Saturday, January 21, 2012

Kitchen Diary 2012 – Seeded Crackers, or Hardass Flatbreads


Crackers:
- 1 ½ cups graham flour
- 1 cup all-purpose flour
- 2 Tablespoons maple sugar
- 1 packet instant yeast
- 1 teaspoon salt
- 1 Cup warm water (120-130 degrees F)
- 2 Tablespoons flax meal
- 2 Tablespoons toasted sesame seeds

Topping:
- Raw pepitas, toasted sesame seeds, poppy seeds, kosher salt

Preheat oven to 350 F
- Put the flours, sugar, salt, and yeast in the mixing bowl fitted with a dough hook. Mix everything to combine.
- With the mixer running, pour in the water. Knead until the dough is smooth.
- Knead in the flax meal and sesame seeds. (We’re still disturbed that we actually had flax meal handy)
- Transfer into a clean bowl and cover with plastic wrap, set aside until doubled, about 90 minutes.
- You have some freezer paper, don’t you? You should. Because at this point, you tear off a hunk and, on the paper side, trace out a 14”x9” rectangle with a marker. Then you flip the paper over and roll out half of the dough into a 14”x9” rectangle, about 1/8-inch thick.
- Stab dough repeatedly and evenly with a fork, transfer to a baking sheet.
- Roll out the remaining half of dough on another piece of freezer paper, stab with fork, transfer to a second baking sheet.
- Turn your attention to the first slab of dough: move it back to the counter and spray evenly with water. Strew the topping mixture over it, and run a rolling pin over it to press the seeds and salt down into the dough. Flip the dough, spray with water, strew, and roll.
- At this point, we cut the dough into squares, then – mostly successfully – transferred the squares onto the baking sheet.
- Repeat with the other slab of rolled-out dough.
- Time for a drink! Let the crackers rise for about 30-45 minutes.
- Bake in a 350 F oven for 20-35 minutes, until golden (we rotated the baking sheets halfway through because our oven is shitty).
- Now: turn the oven off, wait 15 minutes, then slightly open the oven door and let them cool completely.

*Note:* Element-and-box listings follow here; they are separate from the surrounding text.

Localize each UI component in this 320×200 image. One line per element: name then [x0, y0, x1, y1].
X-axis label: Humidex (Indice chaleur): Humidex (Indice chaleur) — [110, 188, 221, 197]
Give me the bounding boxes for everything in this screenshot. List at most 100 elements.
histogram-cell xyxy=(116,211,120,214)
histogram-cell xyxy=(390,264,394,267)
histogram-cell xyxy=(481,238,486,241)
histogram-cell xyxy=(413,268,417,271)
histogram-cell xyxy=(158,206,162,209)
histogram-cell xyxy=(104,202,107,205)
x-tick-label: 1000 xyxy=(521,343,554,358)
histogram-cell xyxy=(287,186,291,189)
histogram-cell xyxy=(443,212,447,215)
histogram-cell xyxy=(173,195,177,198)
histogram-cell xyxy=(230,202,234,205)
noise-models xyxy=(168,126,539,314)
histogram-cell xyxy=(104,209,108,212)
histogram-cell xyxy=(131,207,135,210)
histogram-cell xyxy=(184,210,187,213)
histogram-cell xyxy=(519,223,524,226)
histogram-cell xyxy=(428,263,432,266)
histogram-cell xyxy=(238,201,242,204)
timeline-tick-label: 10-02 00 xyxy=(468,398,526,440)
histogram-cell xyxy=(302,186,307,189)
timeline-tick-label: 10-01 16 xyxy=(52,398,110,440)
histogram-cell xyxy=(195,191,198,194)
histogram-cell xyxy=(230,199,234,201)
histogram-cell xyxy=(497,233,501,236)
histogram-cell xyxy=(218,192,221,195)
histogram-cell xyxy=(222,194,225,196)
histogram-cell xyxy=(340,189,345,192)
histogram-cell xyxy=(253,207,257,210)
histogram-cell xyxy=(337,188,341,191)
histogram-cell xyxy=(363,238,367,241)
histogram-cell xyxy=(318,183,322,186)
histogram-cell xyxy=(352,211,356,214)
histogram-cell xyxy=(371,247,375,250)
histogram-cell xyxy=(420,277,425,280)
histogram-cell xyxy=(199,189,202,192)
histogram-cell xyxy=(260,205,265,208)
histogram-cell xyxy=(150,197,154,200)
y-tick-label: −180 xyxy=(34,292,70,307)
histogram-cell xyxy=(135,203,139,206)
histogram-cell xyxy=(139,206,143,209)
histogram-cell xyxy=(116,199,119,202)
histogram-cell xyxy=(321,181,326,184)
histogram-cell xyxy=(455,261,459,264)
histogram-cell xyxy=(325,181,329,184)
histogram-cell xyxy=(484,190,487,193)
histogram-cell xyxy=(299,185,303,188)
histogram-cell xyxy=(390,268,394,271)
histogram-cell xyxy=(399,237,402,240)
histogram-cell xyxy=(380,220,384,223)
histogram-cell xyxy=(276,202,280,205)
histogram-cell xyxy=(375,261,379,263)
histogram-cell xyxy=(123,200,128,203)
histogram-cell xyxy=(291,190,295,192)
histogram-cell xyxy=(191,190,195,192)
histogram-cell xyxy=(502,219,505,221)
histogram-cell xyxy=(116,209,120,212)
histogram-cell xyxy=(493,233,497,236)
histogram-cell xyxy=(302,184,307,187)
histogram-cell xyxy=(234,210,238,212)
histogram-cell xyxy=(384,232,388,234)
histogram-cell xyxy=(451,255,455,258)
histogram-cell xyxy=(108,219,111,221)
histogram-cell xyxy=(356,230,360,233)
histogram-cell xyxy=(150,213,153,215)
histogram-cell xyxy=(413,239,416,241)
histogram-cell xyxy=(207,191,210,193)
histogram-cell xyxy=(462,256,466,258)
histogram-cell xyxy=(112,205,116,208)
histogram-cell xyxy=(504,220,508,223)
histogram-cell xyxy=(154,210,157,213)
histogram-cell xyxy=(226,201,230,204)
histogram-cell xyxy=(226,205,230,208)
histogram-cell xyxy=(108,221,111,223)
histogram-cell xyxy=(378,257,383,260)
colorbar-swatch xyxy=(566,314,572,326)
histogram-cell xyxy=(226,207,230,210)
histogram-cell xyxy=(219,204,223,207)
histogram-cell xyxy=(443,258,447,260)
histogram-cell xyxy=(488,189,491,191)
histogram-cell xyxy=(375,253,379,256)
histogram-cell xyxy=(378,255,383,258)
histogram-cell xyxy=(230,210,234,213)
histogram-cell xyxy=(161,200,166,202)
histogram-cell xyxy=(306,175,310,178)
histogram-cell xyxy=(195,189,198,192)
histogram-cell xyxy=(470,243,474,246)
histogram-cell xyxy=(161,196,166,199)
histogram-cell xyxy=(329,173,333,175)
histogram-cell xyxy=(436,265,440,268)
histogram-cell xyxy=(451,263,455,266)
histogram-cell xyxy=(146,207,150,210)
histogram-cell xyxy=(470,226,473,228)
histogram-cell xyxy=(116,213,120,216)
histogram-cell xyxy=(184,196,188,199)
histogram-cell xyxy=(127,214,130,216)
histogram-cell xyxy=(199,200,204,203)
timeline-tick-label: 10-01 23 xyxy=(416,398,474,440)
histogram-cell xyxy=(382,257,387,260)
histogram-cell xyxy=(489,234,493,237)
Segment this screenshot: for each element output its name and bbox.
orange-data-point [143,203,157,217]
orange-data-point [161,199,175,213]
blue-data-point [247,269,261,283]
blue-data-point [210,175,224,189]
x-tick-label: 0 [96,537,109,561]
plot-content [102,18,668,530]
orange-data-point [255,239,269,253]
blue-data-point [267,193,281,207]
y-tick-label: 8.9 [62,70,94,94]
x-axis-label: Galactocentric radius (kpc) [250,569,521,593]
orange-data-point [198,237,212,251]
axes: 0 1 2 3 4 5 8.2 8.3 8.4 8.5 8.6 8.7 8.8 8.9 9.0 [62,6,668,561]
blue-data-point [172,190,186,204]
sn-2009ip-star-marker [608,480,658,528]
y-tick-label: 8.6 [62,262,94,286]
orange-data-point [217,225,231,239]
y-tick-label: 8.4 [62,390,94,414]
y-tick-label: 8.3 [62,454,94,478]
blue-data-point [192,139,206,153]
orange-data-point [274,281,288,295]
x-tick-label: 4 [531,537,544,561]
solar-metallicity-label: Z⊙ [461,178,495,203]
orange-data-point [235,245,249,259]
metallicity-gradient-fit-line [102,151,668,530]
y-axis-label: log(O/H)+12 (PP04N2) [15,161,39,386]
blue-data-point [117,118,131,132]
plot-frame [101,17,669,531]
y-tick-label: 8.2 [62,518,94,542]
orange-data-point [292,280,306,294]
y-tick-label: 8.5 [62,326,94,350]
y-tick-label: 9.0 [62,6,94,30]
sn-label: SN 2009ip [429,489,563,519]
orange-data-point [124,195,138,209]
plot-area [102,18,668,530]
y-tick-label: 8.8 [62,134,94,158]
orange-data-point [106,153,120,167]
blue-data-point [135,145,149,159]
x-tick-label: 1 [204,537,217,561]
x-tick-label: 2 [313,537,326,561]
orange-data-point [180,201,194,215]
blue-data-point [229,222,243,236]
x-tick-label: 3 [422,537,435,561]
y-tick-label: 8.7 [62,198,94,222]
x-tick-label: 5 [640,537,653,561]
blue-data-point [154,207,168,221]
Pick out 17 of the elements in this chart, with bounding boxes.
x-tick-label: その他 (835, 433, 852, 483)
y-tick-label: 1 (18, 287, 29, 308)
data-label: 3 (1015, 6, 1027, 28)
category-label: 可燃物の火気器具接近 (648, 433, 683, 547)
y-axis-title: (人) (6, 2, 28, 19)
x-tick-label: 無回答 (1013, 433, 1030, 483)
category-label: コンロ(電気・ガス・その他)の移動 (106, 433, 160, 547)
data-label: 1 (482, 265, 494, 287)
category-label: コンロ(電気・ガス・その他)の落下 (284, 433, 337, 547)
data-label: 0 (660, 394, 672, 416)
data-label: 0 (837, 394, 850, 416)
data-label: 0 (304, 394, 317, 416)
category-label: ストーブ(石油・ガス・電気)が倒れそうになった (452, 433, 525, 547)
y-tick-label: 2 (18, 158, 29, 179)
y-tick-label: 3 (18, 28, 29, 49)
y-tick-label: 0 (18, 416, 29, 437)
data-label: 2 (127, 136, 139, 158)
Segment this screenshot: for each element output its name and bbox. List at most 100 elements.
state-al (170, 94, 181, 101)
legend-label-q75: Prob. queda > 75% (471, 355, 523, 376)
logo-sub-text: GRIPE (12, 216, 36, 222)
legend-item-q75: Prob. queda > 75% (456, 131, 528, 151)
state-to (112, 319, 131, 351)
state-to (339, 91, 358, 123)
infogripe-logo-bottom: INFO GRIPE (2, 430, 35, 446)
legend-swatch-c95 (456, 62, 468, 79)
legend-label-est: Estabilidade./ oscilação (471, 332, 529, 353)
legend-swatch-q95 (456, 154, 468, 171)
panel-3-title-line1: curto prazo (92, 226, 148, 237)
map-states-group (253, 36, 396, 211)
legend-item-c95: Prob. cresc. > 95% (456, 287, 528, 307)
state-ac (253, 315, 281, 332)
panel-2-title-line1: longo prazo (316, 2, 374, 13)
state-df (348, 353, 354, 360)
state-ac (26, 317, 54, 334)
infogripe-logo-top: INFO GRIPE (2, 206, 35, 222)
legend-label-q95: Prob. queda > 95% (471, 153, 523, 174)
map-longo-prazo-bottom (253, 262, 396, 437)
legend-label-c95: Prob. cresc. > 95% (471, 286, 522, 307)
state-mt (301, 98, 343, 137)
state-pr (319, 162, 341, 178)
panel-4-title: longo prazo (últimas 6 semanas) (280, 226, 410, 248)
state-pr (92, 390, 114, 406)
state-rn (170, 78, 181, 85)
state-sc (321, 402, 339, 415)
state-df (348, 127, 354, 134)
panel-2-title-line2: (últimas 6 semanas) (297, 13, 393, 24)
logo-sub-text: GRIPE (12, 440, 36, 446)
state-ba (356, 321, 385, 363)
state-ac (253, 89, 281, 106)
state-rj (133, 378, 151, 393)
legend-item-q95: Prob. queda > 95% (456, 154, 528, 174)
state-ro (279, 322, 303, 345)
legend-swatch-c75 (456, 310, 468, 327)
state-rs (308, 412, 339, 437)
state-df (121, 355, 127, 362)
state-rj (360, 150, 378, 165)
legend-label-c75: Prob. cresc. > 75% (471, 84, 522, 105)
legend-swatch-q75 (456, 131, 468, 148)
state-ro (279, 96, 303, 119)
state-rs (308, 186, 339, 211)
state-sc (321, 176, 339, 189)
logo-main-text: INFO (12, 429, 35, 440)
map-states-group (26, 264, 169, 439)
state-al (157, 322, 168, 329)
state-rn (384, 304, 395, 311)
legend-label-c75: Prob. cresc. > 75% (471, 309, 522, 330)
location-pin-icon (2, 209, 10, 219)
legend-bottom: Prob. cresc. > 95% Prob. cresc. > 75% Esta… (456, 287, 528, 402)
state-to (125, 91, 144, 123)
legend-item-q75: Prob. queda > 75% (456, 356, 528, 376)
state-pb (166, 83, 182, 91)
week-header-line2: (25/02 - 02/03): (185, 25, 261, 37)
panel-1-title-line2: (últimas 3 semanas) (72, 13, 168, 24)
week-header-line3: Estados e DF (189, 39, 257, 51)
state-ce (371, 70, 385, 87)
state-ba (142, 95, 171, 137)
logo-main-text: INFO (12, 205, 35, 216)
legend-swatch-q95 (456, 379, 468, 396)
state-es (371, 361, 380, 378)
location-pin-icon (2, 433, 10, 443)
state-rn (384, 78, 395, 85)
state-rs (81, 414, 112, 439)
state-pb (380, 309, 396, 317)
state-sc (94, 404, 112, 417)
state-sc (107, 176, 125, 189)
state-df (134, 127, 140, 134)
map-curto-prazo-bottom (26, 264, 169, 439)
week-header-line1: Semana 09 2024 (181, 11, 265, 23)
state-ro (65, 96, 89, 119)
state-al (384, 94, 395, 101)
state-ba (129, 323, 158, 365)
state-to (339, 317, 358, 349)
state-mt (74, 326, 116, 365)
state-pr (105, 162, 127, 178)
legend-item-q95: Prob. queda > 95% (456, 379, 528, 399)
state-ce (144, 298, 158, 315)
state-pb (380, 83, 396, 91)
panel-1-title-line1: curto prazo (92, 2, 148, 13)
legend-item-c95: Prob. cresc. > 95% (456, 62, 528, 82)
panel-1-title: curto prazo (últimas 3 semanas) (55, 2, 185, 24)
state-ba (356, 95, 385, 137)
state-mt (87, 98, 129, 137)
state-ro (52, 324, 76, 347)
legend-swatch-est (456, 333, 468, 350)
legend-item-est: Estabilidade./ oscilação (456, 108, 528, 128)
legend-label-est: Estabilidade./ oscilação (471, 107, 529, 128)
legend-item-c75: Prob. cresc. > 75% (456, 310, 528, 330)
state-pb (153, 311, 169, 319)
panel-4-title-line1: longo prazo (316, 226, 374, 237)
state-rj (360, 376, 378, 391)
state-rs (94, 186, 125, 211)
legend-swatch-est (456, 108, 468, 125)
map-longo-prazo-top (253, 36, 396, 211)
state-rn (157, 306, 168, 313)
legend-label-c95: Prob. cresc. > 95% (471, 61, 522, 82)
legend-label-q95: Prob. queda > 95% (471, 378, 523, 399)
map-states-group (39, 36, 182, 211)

The first time we took these out at the 20-minute mark they were alarmingly raw in the middle. We baked ‘em for another 15 minutes, and let them cool.

Transcript of notes from the actual Kitchen Diary:
They taste good with just a bit of butter, but these guys are hard as fuck. Not “break your tooth and shred your gums” hard, but they’ve not only left the City of Light and Crunchy they’ve shaken the dust off their sandals.

Then:
Update: Monday night. After 48 hours they are delightful. Magic? Or am I drunk?

And they do keep well: the sesame flavor comes out more and they chill out with being so tough.